Opportunities for Quality Improvement
Systems-based quality improvement can help to ensure that patients with NIMI and T2MI are labeled appropriately and receive the proper treatment. Clinical education is the cornerstone of such efforts. Hospital medicine practitioners looking for support in understanding this issue might first partner with cardiology colleagues who may already have training materials available. Billing and coding personnel stand to benefit from greater orientation to this topic considering the complexities and errors in the coding of MI. In an attempt to help nonclinical coding personnel, leaders in the American College of Cardiology have advocated for use of the term “non-MI troponin elevation” (nMITE)13 to describe NIMI patients. Finally, we see an important role for EHR-embedded decision support tools to facilitate appropriate documentation and management of patients with elevated troponin. A potential care pathway, for example, could be created in partnership between hospital medicine and cardiology providers to identify which patients would benefit from cardiologist consultation.
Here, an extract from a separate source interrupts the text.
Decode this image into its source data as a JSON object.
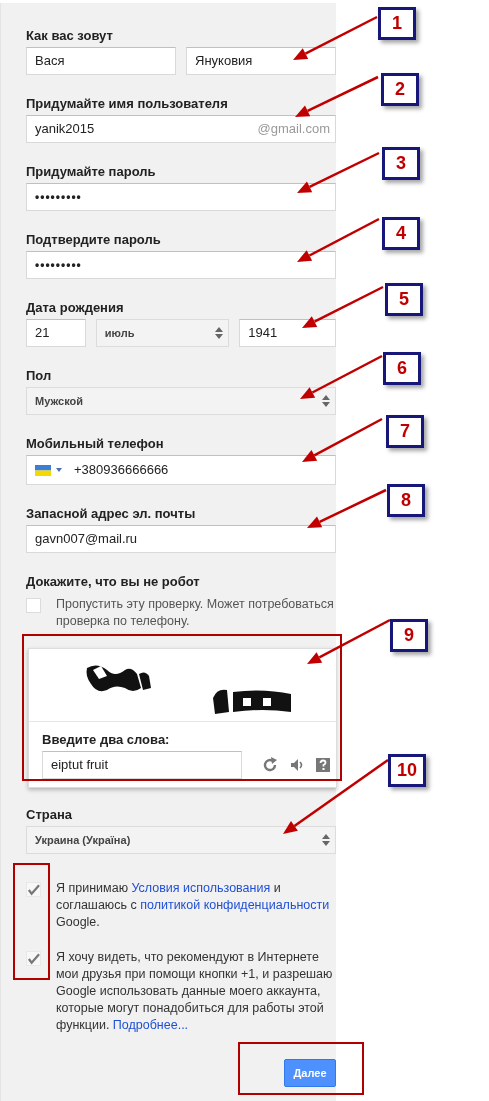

Understanding the definitions of T1MI, T2MI, and NIMI will help clinicians to better identify the appropriate clinical care and consultation strategy for patients with elevated cardiac troponin. There are relatively few published quality improvement initiatives to help guide clinicians through these nuanced distinctions, but there is great potential in such approaches to help clinicians provide the highest value care possible.
No authors have any conflict of interest, financial or otherwise, to declare regarding this study.
Dr. Levy receives funding from National Institutes of Health (NIH) T32 Training Grant 5T32-HL007822.